Abstract
Purpose :
The pattern of visual field loss in retinal degenerative diseases can be indicative of the primary photoreceptor dysfunction. In primary rod cell diseases, such as in retinitis pigmentosa (RP), symptoms manifest as nyctalopia and peripheral field loss whereas primary cone dystrophies are typified by decreased visual acuity and disruption of color vision. With photoreceptor dysfunction occurring before clinical symptoms, it is imperative to develop approaches to diagnose and understand the potential progression from this subclinical phase.
Methods :
Genetic analyses were carried out with retinal tissue from primates Macaca fasicularis and Homo sapiens. Tissue from the central and peripheral retinal regions was subjected to library preparation for RNA-sequencing on the Illumina platform. Transcript reads were mapped to their respective genome assemblies and refined manually with RefSeq gene models. Biological replicate tissue allowed for differential expression analysis between central and peripheral retina tissues. Imaging analyses of normal patients and those with clinical features of RP were carried out with swept source optical coherence tomography (SS-OCT). A wide field image acquisition technique was implemented through the mid-peripheral retina.
Results :
In the primate retina a total of 11,060 genes were expressed. Of the 207 retinal disease genes expressed, 71 were known RP causing genes with a large proportion preferentially enriched in the peripheral retina.
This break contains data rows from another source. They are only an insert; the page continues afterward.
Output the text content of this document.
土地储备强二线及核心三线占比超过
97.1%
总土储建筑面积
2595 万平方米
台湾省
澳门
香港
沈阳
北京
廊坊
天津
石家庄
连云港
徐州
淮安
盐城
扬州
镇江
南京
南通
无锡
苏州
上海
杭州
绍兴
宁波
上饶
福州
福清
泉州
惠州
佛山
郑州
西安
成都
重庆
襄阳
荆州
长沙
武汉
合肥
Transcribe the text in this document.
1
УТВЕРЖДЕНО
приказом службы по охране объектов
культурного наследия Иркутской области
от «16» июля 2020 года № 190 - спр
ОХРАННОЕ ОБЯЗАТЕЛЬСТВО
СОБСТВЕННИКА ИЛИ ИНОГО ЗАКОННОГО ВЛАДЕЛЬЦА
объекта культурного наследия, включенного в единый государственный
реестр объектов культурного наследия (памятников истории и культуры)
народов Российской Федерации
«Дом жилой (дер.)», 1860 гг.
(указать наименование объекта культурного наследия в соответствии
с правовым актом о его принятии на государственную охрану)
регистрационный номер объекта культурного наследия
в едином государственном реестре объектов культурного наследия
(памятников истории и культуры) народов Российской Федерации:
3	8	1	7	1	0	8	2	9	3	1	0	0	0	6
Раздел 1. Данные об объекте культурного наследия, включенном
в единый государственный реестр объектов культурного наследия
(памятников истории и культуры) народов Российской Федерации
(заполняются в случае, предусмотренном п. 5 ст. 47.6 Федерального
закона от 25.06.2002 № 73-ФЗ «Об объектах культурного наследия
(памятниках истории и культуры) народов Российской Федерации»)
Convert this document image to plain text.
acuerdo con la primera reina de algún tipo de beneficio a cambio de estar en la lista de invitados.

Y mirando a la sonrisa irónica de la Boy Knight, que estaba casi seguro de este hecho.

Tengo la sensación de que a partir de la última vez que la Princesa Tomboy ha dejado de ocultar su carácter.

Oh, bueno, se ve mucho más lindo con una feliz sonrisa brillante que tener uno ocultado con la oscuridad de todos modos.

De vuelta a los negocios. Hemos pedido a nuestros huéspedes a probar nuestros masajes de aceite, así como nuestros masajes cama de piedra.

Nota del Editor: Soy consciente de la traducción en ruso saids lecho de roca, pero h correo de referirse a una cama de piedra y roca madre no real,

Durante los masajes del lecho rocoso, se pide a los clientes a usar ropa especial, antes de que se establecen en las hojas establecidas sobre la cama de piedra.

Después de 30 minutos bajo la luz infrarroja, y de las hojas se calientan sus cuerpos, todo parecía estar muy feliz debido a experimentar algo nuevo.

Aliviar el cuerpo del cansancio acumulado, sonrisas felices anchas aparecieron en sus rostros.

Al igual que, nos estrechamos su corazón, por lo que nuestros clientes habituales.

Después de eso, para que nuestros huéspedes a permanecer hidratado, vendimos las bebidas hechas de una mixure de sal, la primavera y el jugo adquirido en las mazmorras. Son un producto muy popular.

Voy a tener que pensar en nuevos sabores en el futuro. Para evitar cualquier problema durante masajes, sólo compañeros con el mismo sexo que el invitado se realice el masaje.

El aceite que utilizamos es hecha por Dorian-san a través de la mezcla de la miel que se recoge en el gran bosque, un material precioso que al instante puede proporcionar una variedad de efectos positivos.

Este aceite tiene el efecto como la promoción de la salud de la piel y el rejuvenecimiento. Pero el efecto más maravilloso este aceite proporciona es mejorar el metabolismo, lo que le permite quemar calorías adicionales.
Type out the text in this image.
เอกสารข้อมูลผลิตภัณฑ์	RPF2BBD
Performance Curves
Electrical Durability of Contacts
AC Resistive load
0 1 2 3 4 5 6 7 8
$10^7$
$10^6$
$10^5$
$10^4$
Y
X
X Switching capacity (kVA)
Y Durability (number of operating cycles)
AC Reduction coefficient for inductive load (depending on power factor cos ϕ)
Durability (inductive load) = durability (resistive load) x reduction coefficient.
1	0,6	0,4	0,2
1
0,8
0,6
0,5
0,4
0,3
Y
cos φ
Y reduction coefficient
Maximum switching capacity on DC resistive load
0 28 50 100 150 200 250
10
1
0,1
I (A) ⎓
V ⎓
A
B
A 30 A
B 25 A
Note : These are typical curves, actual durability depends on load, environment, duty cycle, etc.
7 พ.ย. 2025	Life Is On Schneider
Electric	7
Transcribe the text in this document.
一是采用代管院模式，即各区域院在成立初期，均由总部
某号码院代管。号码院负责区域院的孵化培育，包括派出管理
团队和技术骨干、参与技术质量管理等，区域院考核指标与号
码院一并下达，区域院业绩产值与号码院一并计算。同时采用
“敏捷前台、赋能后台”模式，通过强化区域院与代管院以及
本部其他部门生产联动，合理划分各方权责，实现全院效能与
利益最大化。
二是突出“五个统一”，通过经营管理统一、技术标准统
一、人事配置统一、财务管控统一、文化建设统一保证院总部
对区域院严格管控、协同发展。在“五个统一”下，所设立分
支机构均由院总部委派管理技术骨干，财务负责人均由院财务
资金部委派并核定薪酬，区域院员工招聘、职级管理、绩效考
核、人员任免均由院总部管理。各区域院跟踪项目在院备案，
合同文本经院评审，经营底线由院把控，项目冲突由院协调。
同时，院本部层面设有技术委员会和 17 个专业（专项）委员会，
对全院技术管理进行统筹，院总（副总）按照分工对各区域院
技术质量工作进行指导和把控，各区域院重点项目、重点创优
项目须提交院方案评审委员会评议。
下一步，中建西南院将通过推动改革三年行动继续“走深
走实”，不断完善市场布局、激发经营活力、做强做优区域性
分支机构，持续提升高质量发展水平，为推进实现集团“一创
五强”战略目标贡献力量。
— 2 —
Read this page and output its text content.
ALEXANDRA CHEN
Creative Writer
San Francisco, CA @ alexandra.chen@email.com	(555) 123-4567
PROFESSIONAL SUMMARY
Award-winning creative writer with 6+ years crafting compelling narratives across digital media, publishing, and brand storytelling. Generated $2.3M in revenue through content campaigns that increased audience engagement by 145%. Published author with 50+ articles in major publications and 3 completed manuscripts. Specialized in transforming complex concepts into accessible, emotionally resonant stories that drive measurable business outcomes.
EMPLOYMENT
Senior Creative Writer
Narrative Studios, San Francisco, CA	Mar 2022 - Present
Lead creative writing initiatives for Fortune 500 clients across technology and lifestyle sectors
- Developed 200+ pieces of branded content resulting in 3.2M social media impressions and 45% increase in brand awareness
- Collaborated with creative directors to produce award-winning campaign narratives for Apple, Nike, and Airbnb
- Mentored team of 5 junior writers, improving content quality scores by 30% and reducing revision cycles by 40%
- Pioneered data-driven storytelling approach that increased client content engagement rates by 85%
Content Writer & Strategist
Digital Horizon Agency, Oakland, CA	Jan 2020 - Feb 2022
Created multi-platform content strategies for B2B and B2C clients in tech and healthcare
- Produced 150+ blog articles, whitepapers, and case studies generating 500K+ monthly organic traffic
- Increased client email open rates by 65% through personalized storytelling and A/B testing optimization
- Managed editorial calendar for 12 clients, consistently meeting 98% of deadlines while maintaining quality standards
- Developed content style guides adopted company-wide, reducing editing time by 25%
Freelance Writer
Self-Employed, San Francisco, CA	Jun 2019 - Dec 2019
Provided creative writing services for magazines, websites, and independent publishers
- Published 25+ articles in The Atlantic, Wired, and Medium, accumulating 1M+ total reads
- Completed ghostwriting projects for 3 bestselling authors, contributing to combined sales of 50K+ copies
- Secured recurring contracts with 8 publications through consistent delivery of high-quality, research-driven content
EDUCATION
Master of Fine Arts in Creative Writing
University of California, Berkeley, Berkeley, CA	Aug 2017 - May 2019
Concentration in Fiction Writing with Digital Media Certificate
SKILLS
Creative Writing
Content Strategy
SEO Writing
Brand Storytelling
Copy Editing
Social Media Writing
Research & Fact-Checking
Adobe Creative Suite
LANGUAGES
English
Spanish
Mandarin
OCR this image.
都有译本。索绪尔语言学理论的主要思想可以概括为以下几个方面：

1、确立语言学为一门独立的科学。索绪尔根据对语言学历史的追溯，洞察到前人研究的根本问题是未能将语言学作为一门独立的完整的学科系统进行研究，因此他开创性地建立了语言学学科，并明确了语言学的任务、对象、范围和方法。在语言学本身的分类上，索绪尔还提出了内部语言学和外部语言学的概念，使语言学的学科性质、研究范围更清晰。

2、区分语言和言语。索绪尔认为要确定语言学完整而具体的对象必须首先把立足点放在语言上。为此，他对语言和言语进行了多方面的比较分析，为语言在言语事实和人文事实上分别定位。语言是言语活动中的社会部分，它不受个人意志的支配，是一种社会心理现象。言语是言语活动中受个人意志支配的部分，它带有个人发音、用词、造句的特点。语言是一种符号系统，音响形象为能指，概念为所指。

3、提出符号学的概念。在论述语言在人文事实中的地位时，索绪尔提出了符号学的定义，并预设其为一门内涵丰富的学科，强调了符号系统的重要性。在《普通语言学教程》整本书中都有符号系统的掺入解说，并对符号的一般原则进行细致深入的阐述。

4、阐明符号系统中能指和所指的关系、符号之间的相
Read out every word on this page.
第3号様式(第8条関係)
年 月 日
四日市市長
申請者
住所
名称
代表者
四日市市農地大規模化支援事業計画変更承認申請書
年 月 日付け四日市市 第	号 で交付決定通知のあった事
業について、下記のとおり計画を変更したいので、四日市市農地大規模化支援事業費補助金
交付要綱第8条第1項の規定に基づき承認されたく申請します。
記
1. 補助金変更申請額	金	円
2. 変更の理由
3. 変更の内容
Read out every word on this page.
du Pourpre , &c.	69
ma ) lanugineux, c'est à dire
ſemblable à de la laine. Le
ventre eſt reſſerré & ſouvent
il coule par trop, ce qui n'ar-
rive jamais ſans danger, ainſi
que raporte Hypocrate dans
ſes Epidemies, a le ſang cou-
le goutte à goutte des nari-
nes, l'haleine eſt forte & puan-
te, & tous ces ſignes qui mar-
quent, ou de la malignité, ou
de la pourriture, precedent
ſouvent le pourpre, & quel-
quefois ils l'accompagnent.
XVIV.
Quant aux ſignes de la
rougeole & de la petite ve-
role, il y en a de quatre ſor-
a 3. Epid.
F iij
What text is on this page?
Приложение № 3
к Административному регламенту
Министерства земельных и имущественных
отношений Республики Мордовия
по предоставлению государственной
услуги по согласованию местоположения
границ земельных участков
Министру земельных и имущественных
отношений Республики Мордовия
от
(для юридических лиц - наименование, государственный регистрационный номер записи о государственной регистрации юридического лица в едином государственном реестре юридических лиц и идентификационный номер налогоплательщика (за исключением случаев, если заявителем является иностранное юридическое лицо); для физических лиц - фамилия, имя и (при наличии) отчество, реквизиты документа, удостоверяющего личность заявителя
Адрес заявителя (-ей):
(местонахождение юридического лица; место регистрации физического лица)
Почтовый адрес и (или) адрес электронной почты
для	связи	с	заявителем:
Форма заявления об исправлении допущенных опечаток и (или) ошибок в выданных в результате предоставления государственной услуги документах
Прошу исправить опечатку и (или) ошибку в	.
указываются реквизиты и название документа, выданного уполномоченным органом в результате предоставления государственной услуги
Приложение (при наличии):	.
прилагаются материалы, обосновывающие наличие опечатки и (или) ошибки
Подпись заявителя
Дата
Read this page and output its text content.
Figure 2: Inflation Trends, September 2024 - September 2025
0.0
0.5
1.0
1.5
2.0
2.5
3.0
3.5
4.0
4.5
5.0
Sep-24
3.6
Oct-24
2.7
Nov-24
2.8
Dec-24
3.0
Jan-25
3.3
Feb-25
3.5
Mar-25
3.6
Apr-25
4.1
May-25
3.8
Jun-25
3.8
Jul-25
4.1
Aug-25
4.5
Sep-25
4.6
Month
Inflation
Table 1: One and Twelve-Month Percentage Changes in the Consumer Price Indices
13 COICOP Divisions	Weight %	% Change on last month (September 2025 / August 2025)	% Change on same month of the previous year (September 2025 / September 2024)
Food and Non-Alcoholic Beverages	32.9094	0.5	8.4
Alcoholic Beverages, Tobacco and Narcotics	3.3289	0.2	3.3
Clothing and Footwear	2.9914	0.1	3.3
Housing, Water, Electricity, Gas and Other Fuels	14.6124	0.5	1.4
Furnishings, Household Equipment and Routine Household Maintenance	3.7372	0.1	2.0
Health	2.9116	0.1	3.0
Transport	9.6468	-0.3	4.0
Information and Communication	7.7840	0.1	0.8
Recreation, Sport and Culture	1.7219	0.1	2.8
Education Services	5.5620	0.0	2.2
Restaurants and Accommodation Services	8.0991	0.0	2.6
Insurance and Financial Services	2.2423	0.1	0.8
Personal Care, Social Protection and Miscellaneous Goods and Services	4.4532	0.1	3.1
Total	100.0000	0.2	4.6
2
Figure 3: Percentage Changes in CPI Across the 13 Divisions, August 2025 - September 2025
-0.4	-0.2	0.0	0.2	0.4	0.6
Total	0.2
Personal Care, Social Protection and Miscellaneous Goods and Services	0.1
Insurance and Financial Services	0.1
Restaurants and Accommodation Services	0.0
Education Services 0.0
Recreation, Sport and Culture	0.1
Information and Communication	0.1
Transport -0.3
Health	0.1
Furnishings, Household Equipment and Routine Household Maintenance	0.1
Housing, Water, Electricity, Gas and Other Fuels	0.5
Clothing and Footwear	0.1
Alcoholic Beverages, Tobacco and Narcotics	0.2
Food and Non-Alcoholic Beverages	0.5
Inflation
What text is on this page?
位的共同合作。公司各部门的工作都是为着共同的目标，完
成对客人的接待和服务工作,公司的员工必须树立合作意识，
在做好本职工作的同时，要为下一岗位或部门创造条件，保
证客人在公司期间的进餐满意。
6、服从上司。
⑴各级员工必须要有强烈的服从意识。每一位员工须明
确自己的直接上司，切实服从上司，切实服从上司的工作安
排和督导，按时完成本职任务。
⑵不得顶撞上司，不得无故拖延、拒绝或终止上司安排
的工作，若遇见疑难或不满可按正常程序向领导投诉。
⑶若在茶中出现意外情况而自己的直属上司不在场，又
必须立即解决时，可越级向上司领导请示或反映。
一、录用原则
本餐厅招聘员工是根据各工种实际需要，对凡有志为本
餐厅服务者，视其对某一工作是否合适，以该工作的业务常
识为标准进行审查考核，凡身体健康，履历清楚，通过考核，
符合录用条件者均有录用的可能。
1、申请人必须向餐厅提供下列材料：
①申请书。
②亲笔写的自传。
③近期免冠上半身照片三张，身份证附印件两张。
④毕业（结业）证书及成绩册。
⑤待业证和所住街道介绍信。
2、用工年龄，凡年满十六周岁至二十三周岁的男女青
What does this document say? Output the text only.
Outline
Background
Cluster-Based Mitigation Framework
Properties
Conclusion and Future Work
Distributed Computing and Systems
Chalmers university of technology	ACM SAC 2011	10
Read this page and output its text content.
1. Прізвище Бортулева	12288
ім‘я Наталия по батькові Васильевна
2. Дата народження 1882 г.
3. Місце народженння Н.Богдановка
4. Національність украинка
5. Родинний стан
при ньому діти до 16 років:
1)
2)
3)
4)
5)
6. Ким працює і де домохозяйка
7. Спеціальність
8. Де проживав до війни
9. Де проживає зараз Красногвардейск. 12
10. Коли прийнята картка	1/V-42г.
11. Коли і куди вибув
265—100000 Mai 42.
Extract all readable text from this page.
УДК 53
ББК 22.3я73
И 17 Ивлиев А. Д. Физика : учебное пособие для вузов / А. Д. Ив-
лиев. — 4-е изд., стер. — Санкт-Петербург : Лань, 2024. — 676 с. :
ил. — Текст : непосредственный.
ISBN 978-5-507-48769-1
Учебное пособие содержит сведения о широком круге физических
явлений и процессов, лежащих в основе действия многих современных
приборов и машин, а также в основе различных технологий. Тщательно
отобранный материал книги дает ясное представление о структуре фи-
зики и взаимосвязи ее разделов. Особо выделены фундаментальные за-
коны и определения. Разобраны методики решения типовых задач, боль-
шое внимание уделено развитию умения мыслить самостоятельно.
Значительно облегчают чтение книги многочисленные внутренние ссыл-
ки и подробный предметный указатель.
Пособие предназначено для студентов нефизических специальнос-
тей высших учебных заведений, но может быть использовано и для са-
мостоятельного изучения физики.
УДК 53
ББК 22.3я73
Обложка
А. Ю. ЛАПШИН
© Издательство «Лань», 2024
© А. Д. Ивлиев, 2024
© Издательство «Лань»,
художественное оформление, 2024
Interrogation of the 807 genes differentially expressed by at least 2-fold between the central and peripheral retina (p<0.05) highlighted the functional relevance of particular pathways involved in maintaining these distinct retinal environments. Single volume acquisitions of SS-OCT from control and RP patients allowed re-construction out to the far periphery for identification and quantification of structural features in the retina and choroid.
Conclusions :
High throughput sequencing revealed the underlying biological processes essential to the retina and those disrupted by disease, whereas SS-OCT allowed characterization of structural features unique to normal and diseased retinas. Combinatorial sequencing and imaging approaches outlined here promise to provide novel genotypic-phenotypic insights into common retinal diseases such as RP for future therapeutic strategies.
This is an abstract that was submitted for the 2017 ARVO Annual Meeting, held in Baltimore, MD, May 7-11, 2017.